È proprio qui che, al dovere di informare, si affiancano una serie di diritti.
Il primo, che la notizia non sia strumentale alla tutela di interessi di parte o al raggiungimento di obiettivi non confessati. Troppo spesso certe divulgazioni di informazioni riservate, rischiano di tornare utili a qualcuno o di danneggiare qualcun altro. L'uso di rivelazioni “passate sotto banco” o arrivate da canali privilegiati, nascondono quasi sempre insidie non controllabili, che rischiano di minare il principio della verità e della imparzialità.
Certo, è indispensabile che i cittadini vengano informati se qualcuno viene arrestato; importante che sappiano quali responsabilità vengono addebitate; fondamentale che la magistratura o altri organi di controllo perseguano comportamenti scorretti e reati di ogni natura e puniscano i responsabili. Chi ha il compito di informare, però, deve saper trovare, nell'interesse di tutti, il giusto punto di equilibrio tra la divulgazione della verità e la tutela dei diritti di cui abbiamo già detto, quei diritti che si intrecciano e che spesso non sono neppure contemplati da norme giuridiche o articoli di legge. Ad esempio, come afferma il Procuratore Pignatone, il “diritto alla difesa”, a conoscere cioè fin nel dettaglio gli atti di accusa e a poter fornire anche attraverso i media, una loro ricostruzione o spiegazione di fatti, quando questi siano stati divulgati riportando solo la posizione di una parte.

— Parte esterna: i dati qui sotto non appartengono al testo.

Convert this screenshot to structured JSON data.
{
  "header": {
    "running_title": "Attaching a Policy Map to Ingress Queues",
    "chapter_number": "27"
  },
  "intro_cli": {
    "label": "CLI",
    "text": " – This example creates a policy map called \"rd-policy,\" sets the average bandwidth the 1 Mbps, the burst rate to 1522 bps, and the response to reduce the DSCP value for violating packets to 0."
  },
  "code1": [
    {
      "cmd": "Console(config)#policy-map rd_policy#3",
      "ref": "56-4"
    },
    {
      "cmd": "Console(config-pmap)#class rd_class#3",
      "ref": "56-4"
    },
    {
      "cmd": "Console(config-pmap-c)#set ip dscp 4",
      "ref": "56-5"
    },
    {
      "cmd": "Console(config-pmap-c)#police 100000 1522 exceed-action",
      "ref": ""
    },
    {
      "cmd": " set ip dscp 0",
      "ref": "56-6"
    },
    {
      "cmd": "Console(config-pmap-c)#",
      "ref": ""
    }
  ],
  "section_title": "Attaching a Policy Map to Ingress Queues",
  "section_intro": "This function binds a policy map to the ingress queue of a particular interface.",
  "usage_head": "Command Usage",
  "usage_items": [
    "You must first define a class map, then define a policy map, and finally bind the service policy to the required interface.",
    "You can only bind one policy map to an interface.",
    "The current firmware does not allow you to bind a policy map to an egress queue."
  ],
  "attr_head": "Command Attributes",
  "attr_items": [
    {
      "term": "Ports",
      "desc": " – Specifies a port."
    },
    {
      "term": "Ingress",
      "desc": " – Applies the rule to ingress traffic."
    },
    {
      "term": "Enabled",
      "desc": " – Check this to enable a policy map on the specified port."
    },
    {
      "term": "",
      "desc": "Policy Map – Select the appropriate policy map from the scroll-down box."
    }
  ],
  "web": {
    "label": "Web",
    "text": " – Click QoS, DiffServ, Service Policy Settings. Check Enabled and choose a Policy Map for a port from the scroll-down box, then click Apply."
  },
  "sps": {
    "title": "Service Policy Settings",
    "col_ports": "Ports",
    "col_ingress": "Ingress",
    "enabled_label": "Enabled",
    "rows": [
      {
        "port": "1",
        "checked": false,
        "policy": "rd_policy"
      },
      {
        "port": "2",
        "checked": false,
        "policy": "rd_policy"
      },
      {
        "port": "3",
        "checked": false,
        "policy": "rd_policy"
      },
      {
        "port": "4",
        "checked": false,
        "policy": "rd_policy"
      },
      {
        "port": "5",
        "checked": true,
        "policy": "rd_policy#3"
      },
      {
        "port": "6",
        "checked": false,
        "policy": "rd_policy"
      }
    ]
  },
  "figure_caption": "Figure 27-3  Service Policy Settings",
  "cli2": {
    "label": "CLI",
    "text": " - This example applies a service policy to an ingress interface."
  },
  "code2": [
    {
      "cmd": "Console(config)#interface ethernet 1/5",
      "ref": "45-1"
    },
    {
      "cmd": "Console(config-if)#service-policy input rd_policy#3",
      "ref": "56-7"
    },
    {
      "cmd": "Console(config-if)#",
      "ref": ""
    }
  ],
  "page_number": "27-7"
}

Credo però debba essere tenuta in buon conto anche una tutela troppo spesso misconosciuta, come il “diritto alla reputazione”.

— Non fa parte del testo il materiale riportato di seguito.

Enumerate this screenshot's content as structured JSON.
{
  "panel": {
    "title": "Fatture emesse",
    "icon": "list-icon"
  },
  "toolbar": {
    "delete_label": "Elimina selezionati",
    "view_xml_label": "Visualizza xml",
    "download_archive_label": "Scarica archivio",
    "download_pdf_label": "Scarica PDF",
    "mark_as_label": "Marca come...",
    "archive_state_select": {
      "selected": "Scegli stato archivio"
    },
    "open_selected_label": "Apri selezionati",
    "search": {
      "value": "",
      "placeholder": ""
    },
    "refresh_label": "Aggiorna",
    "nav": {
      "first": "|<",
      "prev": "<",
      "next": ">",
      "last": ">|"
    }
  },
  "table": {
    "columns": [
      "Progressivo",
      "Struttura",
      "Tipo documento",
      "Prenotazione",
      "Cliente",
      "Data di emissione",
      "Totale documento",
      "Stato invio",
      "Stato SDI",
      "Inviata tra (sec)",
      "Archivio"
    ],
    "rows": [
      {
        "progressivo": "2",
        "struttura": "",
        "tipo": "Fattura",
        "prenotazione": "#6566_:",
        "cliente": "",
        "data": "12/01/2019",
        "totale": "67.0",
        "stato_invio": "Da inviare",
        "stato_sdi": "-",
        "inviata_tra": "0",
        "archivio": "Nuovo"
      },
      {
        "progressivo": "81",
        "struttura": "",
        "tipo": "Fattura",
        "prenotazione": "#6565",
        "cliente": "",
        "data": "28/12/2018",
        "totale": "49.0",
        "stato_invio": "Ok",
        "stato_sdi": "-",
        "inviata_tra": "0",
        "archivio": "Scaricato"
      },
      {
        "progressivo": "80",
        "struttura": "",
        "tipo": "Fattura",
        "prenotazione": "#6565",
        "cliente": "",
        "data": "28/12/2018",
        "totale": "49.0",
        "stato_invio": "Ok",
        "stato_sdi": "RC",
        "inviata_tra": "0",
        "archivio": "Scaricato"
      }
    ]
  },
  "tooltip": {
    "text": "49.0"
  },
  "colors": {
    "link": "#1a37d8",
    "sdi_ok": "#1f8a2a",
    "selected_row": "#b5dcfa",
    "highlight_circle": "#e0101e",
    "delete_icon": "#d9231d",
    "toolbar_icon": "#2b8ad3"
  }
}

Un diritto che riguarda certo le singole persone ad essere rispettate e a non essere inopinatamente sottoposte alla cosiddetta “gogna mediatica”, che va esteso anche alle imprese, le aziende e le organizzazioni legali di ogni natura, ma che riguarda sicuramente una collettività, una comunità, un Paese, uno Stato, a volte vittime inconsapevoli di una certa smania di pubblicare notizie e commenti che finiscono per danneggiare anche chi opera onestamente e si prodiga per l'affermazione di valori e principi profondi. Un aspetto che chi informa dovrebbe tenere sempre presente, domandandosi anche gli effetti che una notizia o un titolo possono provocare sulle persone, le famiglie, la collettività. Certo senza censurare mai nulla per questo. È solo una questione di buon senso. In sostanza: informazione assolutamente libera e indipendente, senza però mai perdere di vista il senso di sobrietà e di responsabilità.